Market Insider – The price of Bitcoin (BTC) has been undergoing sharp, continuous declines, raising investor concerns over the potential end of its latest bull cycle. On the morning of October 23, Bitcoin unexpectedly slipped to just over $106,000 per BTC, causing its total market capitalization to drop to $2.166 trillion.
Fed Governor Signals a Regulatory Evolution
The market volatility comes alongside a notable change in how U.S. financial regulators perceive digital assets. Federal Reserve Governor Christopher Waller recently stated that cryptocurrency has become a legitimate component of both the payment and financial systems.
Waller’s statement marks a significant pivot from the historically cautious stance maintained by U.S. regulators. Previously, the Fed often approached crypto with skepticism, citing concerns over extreme volatility, illicit finance risks, and consumer protection. His comments now suggest the central bank is increasingly acknowledging the substantial role the digital asset sector has assumed. This shift in regulatory perspective reflects the growing integration of crypto into the traditional financial structure, evidenced by major financial institutions beginning to offer custody, trading, and investment services for digital assets.
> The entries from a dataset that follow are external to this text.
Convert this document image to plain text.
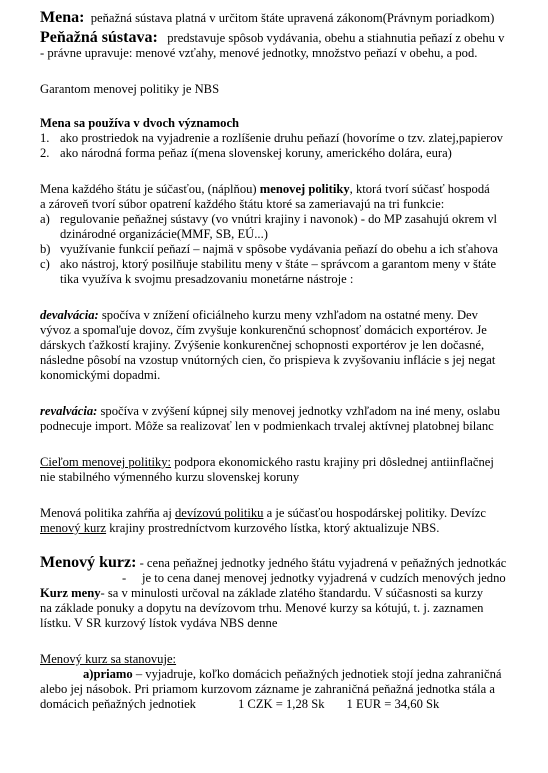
Mena:  peňažná sústava platná v určitom štáte upravená zákonom(Právnym poriadkom)
Peňažná sústava:   predstavuje spôsob vydávania, obehu a stiahnutia peňazí z obehu v
- právne upravuje: menové vzťahy, menové jednotky, množstvo peňazí v obehu, a pod.
Garantom menovej politiky je NBS
Mena sa používa v dvoch významoch
1. ako prostriedok na vyjadrenie a rozlíšenie druhu peňazí (hovoríme o tzv. zlatej,papierov
2. ako národná forma peňaz í(mena slovenskej koruny, amerického dolára, eura)
Mena každého štátu je súčasťou, (náplňou) menovej politiky, ktorá tvorí súčasť hospodá
a zároveň tvorí súbor opatrení každého štátu ktoré sa zameriavajú na tri funkcie:
a) regulovanie peňažnej sústavy (vo vnútri krajiny i navonok) - do MP zasahujú okrem vl
dzinárodné organizácie(MMF, SB, EÚ...)
b) využívanie funkcií peňazí – najmä v spôsobe vydávania peňazí do obehu a ich sťahova
c) ako nástroj, ktorý posilňuje stabilitu meny v štáte – správcom a garantom meny v štáte
tika využíva k svojmu presadzovaniu monetárne nástroje :
devalvácia: spočíva v znížení oficiálneho kurzu meny vzhľadom na ostatné meny. Dev
vývoz a spomaľuje dovoz, čím zvyšuje konkurenčnú schopnosť domácich exportérov. Je
dárskych ťažkostí krajiny. Zvýšenie konkurenčnej schopnosti exportérov je len dočasné,
následne pôsobí na vzostup vnútorných cien, čo prispieva k zvyšovaniu inflácie s jej negat
konomickými dopadmi.
revalvácia: spočíva v zvýšení kúpnej sily menovej jednotky vzhľadom na iné meny, oslabu
podnecuje import. Môže sa realizovať len v podmienkach trvalej aktívnej platobnej bilanc
Cieľom menovej politiky: podpora ekonomického rastu krajiny pri dôslednej antiinflačnej
nie stabilného výmenného kurzu slovenskej koruny
Menová politika zahŕňa aj devízovú politiku a je súčasťou hospodárskej politiky. Devízc
menový kurz krajiny prostredníctvom kurzového lístka, ktorý aktualizuje NBS.
Menový kurz: - cena peňažnej jednotky jedného štátu vyjadrená v peňažných jednotkác
- je to cena danej menovej jednotky vyjadrená v cudzích menových jedno
Kurz meny- sa v minulosti určoval na základe zlatého štandardu. V súčasnosti sa kurzy
na základe ponuky a dopytu na devízovom trhu. Menové kurzy sa kótujú, t. j. zaznamen
lístku. V SR kurzový lístok vydáva NBS denne
Menový kurz sa stanovuje:
a)priamo – vyjadruje, koľko domácich peňažných jednotiek stojí jedna zahraničná
alebo jej násobok. Pri priamom kurzovom zázname je zahraničná peňažná jednotka stála a
domácich peňažných jednotiek	1 CZK = 1,28 Sk 1 EUR = 34,60 Sk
Cycle Fears and Global Uncertainty Drive Sell-Off
The broader crypto market has been deeply in the red, with most major coins experiencing steep declines. Analysts attribute part of this downward pressure to retail investors adhering to Bitcoin’s traditional “four-year cycle” rule.
The sharp selling began after a period of global trade instability, specifically following threats by U.S. President Donald Trump to impose additional tariffs on China. This geopolitical uncertainty triggered a record-breaking wave of liquidations across the crypto market, estimated at approximately $19 billion in a single day.
Historically, Bitcoin’s price movements have been tied to its four-year cycle, which is anchored around the halving event where miner rewards are cut in half. Each cycle typically features a peak after the halving is completed, followed by a decline in subsequent years. With Bitcoin reaching an all-time high of $125,000 in October, many investors believe the current cycle is nearing its conclusion.
Matthew Nay, an analyst at Messari, noted in a report that “This sell-off is partly driven by a group of traders still buying into the four-year model. It’s been nearly four years since the peak of the last cycle, and amidst global trade uncertainty, they’re inclined to take profits to protect their position.” Similarly, Jonathan Morgan of Stocktwits suggested the decline could be a result of automated trading where investors rely entirely on the cycle model.
However, not all experts agree. Jasper De Maere, a strategist at Wintermute, argues that this cyclical strategy is becoming obsolete. He contends that the halving’s influence is diminishing because the reduced miner reward is now too small to significantly impact the massive global trading volume, suggesting that macroeconomic and geopolitical factors may be superseding the historical four-year pattern.